New federal rules are attempt to curb fraud

New federal rules are attempt to curb fraud



New federal rules that begin March 25 aim to curb Medicare and Medicaid fraud from the get-go and better police businesses with questionable practices.
Through provisions of federal health reforms, the Centers for Medicare & Medicaid, part of the Department of Health and Human Services, will:
• Classify types of health care businesses as low, moderate and high risk for fraud. Medical equipment supply companies and home health care agencies will be considered at highest risk because of past fraud problems involving those industries. People owning 5% or more of such a business will need to be fingerprinted so their background can be checked more thoroughly.
• Consider health care providers dropped from Medicare and Medicaid programs because of questionable activities to be high risk, regardless of their specialty. The providers will be required to undergo security checks and fingerprinting.
• Prohibit providers terminated from programs in one state from moving elsewhere and billing the programs in another state.
• Conduct unannounced site visits and suspend payments when there are credible fraud allegations.

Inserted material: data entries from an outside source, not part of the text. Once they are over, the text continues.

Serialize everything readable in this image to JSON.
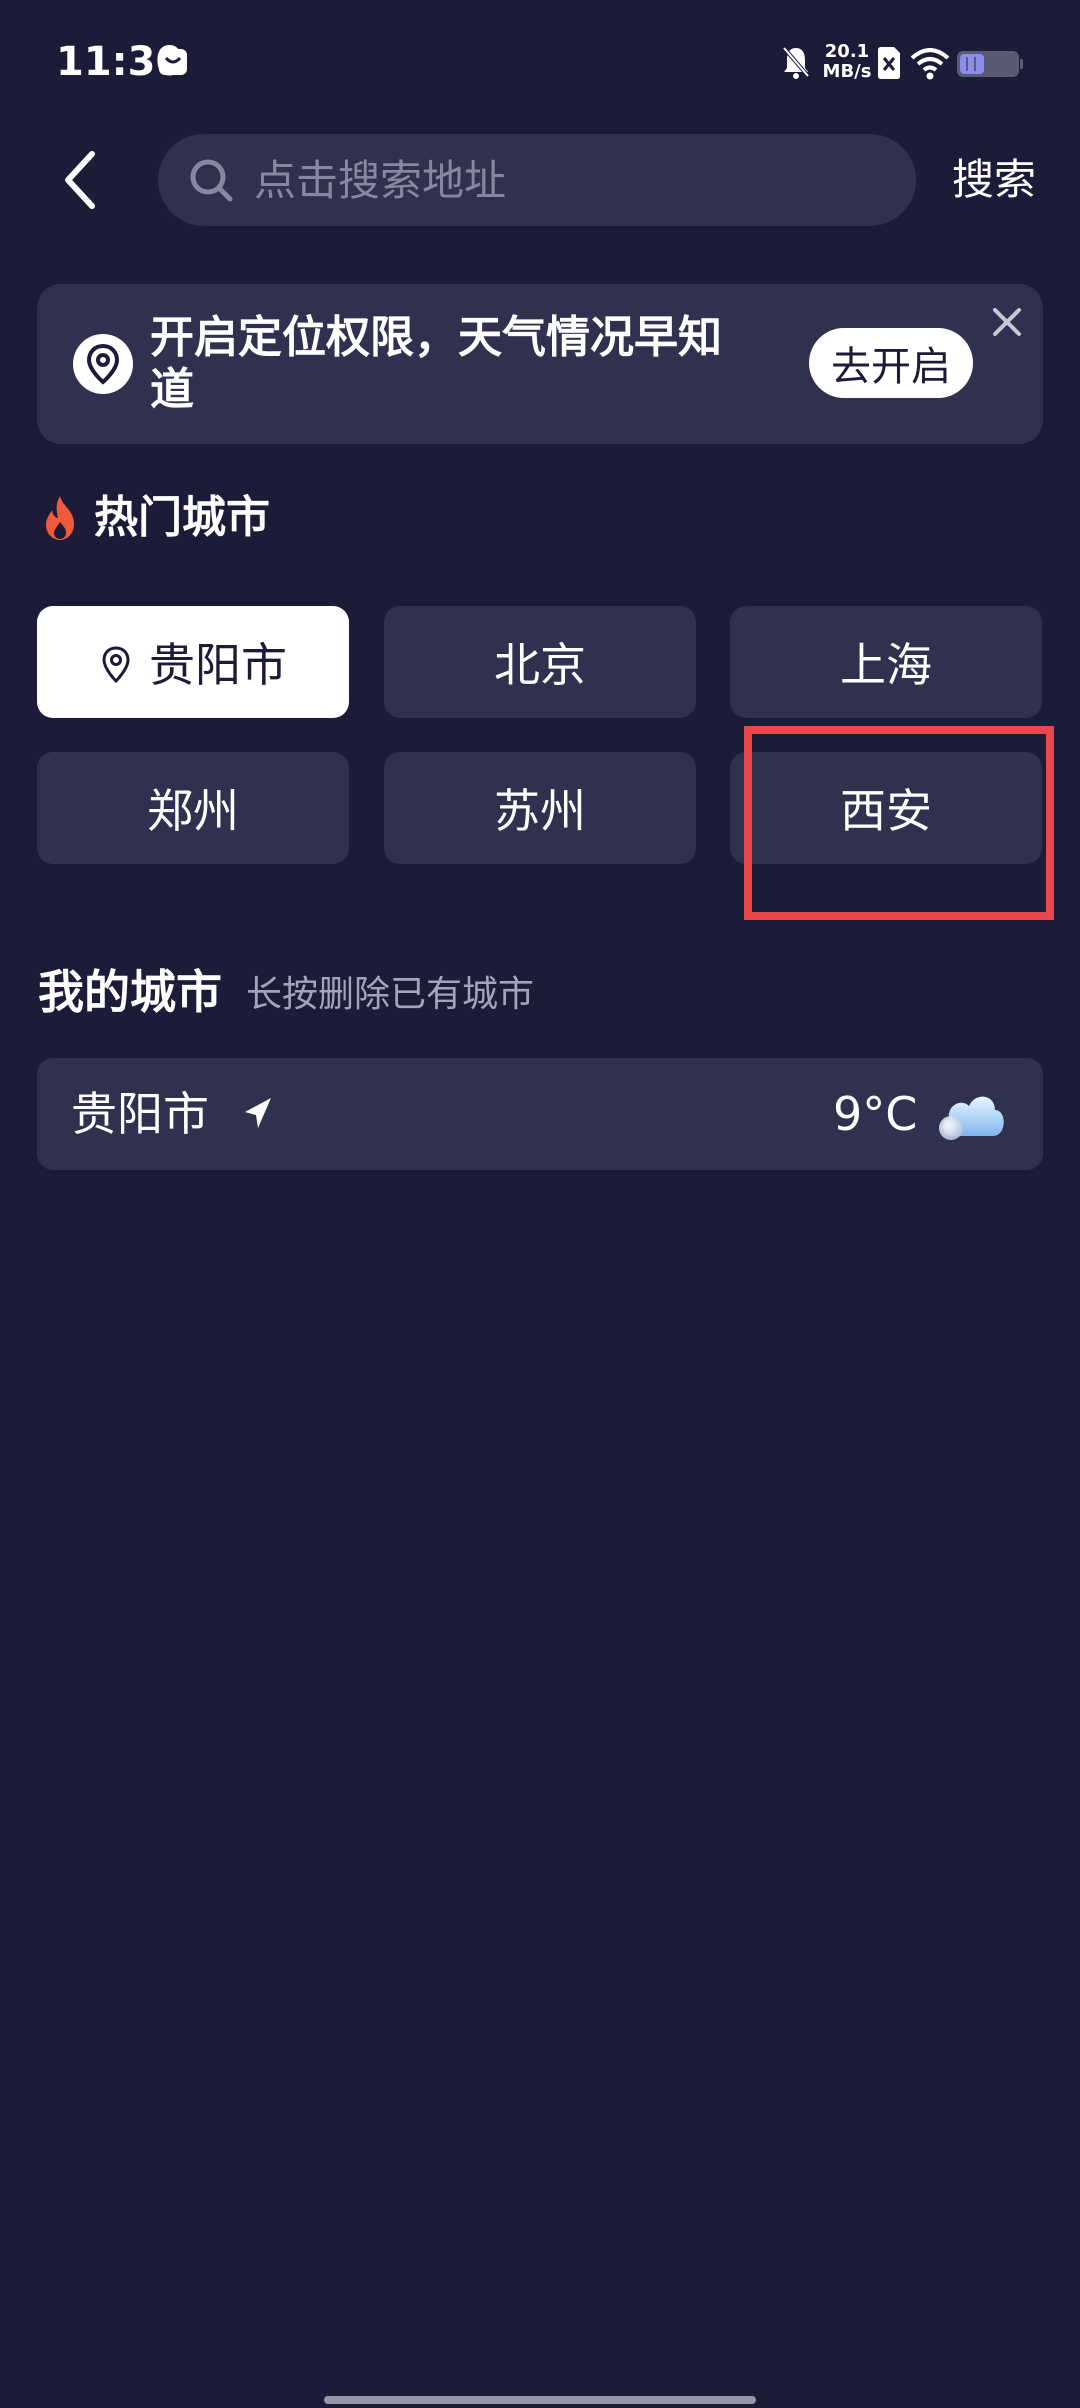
{
  "status_bar": {
    "time": "11:30",
    "net_speed_value": "20.1",
    "net_speed_unit": "MB/s",
    "icons": [
      "message-icon",
      "mute-bell-icon",
      "sim-x-icon",
      "wifi-icon",
      "battery-icon"
    ]
  },
  "header": {
    "search_placeholder": "点击搜索地址",
    "search_button": "搜索"
  },
  "banner": {
    "text": "开启定位权限，天气情况早知道",
    "open_button": "去开启"
  },
  "hot_cities": {
    "title": "热门城市",
    "cities": [
      {
        "name": "贵阳市",
        "selected": true
      },
      {
        "name": "北京",
        "selected": false
      },
      {
        "name": "上海",
        "selected": false
      },
      {
        "name": "郑州",
        "selected": false
      },
      {
        "name": "苏州",
        "selected": false
      },
      {
        "name": "西安",
        "selected": false
      }
    ]
  },
  "my_cities": {
    "title": "我的城市",
    "hint": "长按删除已有城市",
    "items": [
      {
        "name": "贵阳市",
        "temperature": "9°C",
        "weather_icon": "cloudy-icon"
      }
    ]
  },
  "colors": {
    "background": "#1c1c39",
    "card": "#30304f",
    "highlight": "#e8474c",
    "fire": "#ef5a3a"
  }
}
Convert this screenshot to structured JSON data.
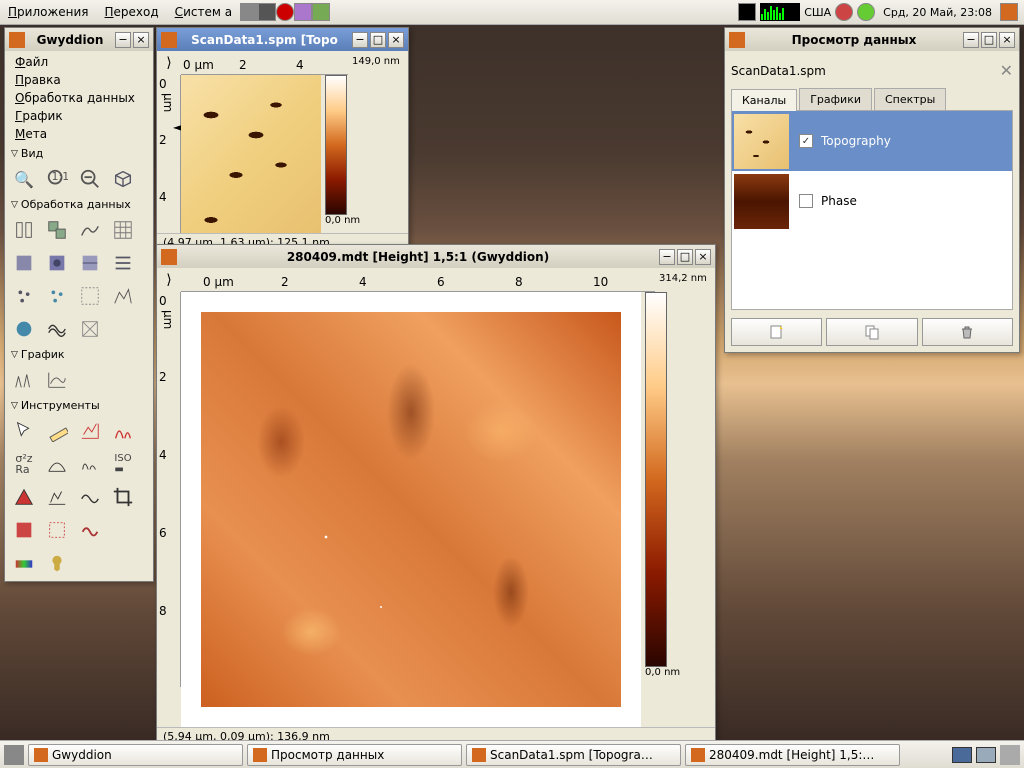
{
  "top_panel": {
    "menus": [
      "Приложения",
      "Переход",
      "Систем а"
    ],
    "keyboard": "США",
    "clock": "Срд, 20 Май, 23:08"
  },
  "gwy": {
    "title": "Gwyddion",
    "menu": [
      "Файл",
      "Правка",
      "Обработка данных",
      "График",
      "Мета"
    ],
    "sections": {
      "view": "Вид",
      "proc": "Обработка данных",
      "graph": "График",
      "tools": "Инструменты"
    }
  },
  "scan1": {
    "title": "ScanData1.spm [Topo",
    "h_ticks": [
      "0 µm",
      "2",
      "4"
    ],
    "v_unit": "µm",
    "cmax": "149,0 nm",
    "cmin": "0,0 nm",
    "status": "(4,97 µm, 1,63 µm): 125,1 nm"
  },
  "scan2": {
    "title": "280409.mdt [Height] 1,5:1 (Gwyddion)",
    "h_ticks": [
      "0 µm",
      "2",
      "4",
      "6",
      "8",
      "10"
    ],
    "v_ticks": [
      "0",
      "2",
      "4",
      "6",
      "8"
    ],
    "v_unit": "µm",
    "cmax": "314,2 nm",
    "cmin": "0,0 nm",
    "status": "(5,94 µm, 0,09 µm): 136,9 nm"
  },
  "browser": {
    "title": "Просмотр данных",
    "filename": "ScanData1.spm",
    "tabs": [
      "Каналы",
      "Графики",
      "Спектры"
    ],
    "channels": [
      {
        "label": "Topography",
        "checked": true
      },
      {
        "label": "Phase",
        "checked": false
      }
    ]
  },
  "taskbar": [
    "Gwyddion",
    "Просмотр данных",
    "ScanData1.spm [Topogra…",
    "280409.mdt [Height] 1,5:…"
  ]
}
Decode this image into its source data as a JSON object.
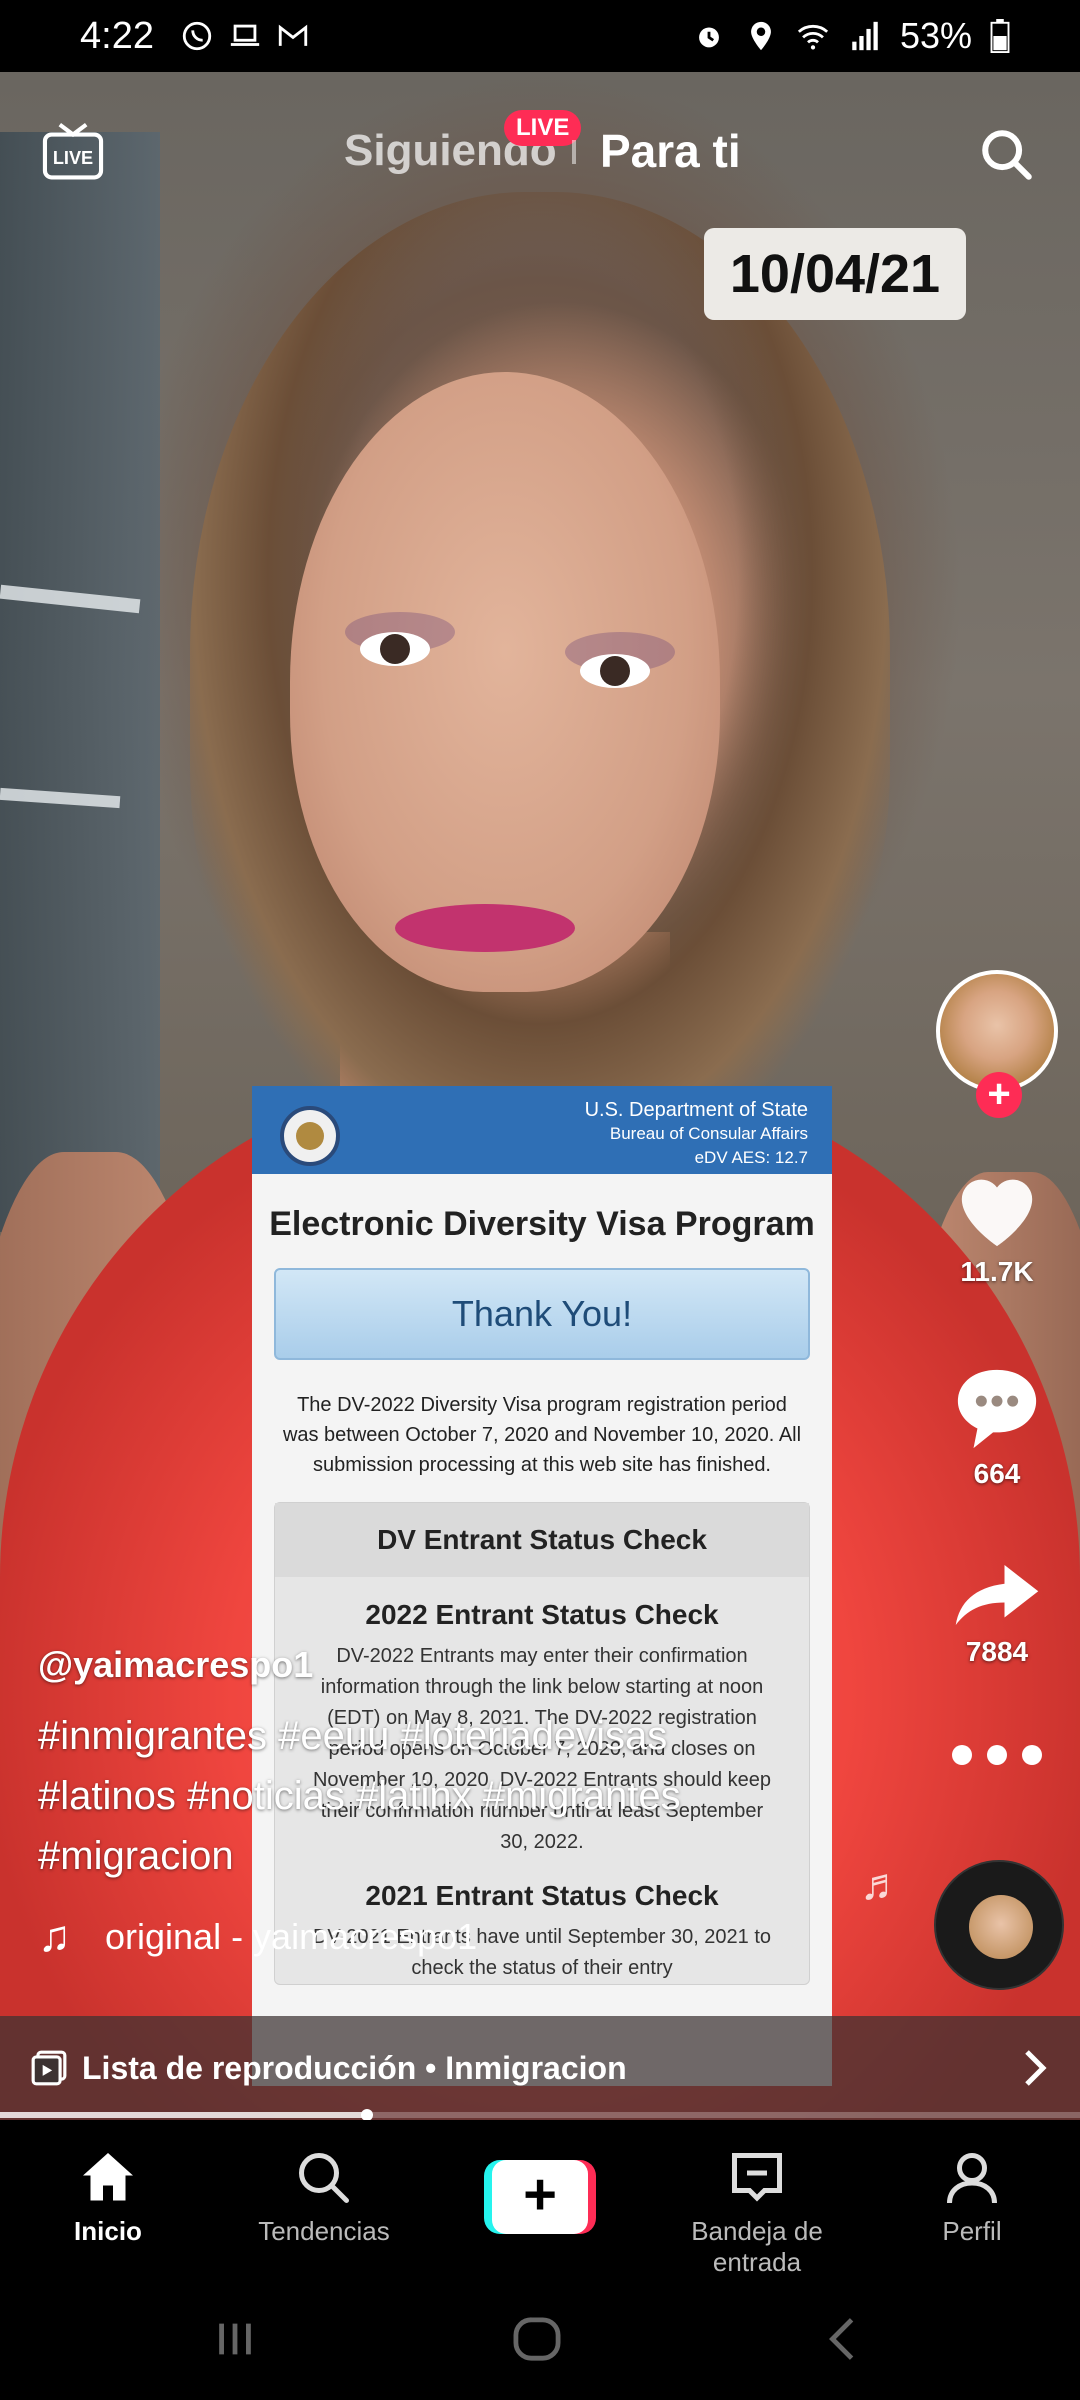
{
  "status_bar": {
    "time": "4:22",
    "battery": "53%",
    "left_icons": [
      "whatsapp-icon",
      "laptop-icon",
      "gmail-icon"
    ],
    "right_icons": [
      "alarm-icon",
      "location-icon",
      "wifi-icon",
      "signal-icon",
      "battery-icon"
    ]
  },
  "top_nav": {
    "live_label": "LIVE",
    "following": "Siguiendo",
    "live_badge": "LIVE",
    "for_you": "Para ti"
  },
  "video": {
    "date_overlay": "10/04/21",
    "document": {
      "dept": "U.S. Department of State",
      "bureau": "Bureau of Consular Affairs",
      "version": "eDV AES: 12.7",
      "title": "Electronic Diversity Visa Program",
      "thank_you": "Thank You!",
      "paragraph": "The DV-2022 Diversity Visa program registration period was between October 7, 2020 and November 10, 2020. All submission processing at this web site has finished.",
      "status_check": "DV Entrant Status Check",
      "sub1_title": "2022 Entrant Status Check",
      "sub1_text": "DV-2022 Entrants may enter their confirmation information through the link below starting at noon (EDT) on May 8, 2021. The DV-2022 registration period opens on October 7, 2020, and closes on November 10, 2020. DV-2022 Entrants should keep their confirmation number until at least September 30, 2022.",
      "sub2_title": "2021 Entrant Status Check",
      "sub2_text": "DV-2021 Entrants have until September 30, 2021 to check the status of their entry"
    }
  },
  "rail": {
    "likes": "11.7K",
    "comments": "664",
    "shares": "7884"
  },
  "caption": {
    "username": "@yaimacrespo1",
    "text": "#inmigrantes #eeuu #loteriadevisas #latinos #noticias #latinx #migrantes #migracion",
    "sound": "original - yaimacrespo1"
  },
  "playlist": {
    "label": "Lista de reproducción • Inmigracion"
  },
  "progress": 0.34,
  "bottom_nav": {
    "home": "Inicio",
    "discover": "Tendencias",
    "inbox": "Bandeja de entrada",
    "profile": "Perfil"
  }
}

• Be able to suspend new Medicare applications by providers in areas of health care where suspicious, increasing problems exist.
"We really believe that the combination of our increased screening before people get into the program and the scrutiny they will get once they are in the program ... will improve" prosecution of Medicare and Medicaid fraud, said Peter Budetti, head of the Center for Program Integrity at the federal agency.
Budetti said the new tools address concerns that the federal government does too much pay-and-chase to catch wrongdoing after it's done, not at the time it's planned.
"This is a major shift," he said. Pay-and-chase strategies work with existing providers with established billing records but "when dealing with new threats to the program from scam artists, people doing downright illegal activities, pay-and-chase can't work,'' he said.
"Most of the time the money is gone. That's why the only real solution is to prevent these problems and keep the bad guys out."